One day I’ve found my dad’s book about Basic. I was fascinated by it, although a lot of things didn’t make sense. I’m not sure why my dad had it, to be honest, he never picked up programming. Anyways, I started reading the book and basically typed in some things that were programs. I didn’t fully understand what was happening, but this mystery lead me on. I couldn’t get enough. I remember one of the greatest revelations was figuring out conditionals – just the fact that I could GOTO to different lines based on some condition opened up a huge space. I also found a way to get input from the user (thinking about it now, these three concepts (conditions, variable assignment and GOTO) meant I’ve found Turing completeness). Combining these things I wrote my first program: a joke teller. It asked if you wanted to hear a joke. If you said yes, it told you one and asked if you liked it. It was a very basic conversational program. I remember gluing the pieces together took me weeks – multiple instances of the computer class plus my free time at home. It wasn’t like I had long continuous, uninterrupted intervals when I could focus on the problems. I had to think about things for days, come up with theories, test them, then wait some more days until I had the chance to touch the computer again.

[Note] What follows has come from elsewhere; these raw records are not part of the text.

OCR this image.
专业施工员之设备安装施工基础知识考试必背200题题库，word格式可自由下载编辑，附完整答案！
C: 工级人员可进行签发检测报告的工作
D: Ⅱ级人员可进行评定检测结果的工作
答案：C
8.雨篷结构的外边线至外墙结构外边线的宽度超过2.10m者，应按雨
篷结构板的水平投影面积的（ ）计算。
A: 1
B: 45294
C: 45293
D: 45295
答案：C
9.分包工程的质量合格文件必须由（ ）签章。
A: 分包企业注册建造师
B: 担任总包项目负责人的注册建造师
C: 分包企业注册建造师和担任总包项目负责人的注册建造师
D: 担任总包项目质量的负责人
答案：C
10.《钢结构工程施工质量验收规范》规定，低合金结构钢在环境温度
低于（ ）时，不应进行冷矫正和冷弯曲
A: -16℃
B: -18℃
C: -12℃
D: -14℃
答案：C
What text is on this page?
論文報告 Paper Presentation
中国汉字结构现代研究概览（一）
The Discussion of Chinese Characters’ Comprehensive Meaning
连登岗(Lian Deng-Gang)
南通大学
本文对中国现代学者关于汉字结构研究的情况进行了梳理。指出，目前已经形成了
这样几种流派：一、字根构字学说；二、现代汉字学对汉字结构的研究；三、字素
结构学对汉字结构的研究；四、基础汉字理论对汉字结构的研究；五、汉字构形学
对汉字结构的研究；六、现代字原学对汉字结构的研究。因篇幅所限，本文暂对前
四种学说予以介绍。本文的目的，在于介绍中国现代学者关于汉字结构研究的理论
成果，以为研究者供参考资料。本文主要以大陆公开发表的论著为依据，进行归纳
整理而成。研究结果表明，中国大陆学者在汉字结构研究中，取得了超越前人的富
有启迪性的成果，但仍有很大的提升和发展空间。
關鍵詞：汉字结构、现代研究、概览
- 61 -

As a fourth-grader, I had to deal with a lot of other responsibilities :)
In a nutshell, this is how it started for me. I think I decided that I wanted to be a programmer then – in fourth grade.

I envy C/C++ programmers a little

I have found this post on HN, and while I read through it, I had a strange thought. While I do coding professionally (aka do my job), I take care of much higher-level problems much more quickly (you could say in a bigger hurry). I realized that I envy people who can afford spending so much time and effort investigating and solving such a seemingly trivial problem. I’m not being condescending by all means here, I just find it interesting that some people has the blessing of actually handcrafting so little parts of a software system. I never get to spend a lot of time on such little pieces. Yes, I do optimize, I do try to be smart and there are times when I have the luxury of coding features for days uninterruptedly, but it’s usually not the case. I think about my code as a woodworking master who designs and creates furniture: I pay attention to little details, but use a lot of bigger pieces. Sometimes I miss playing with small Legos.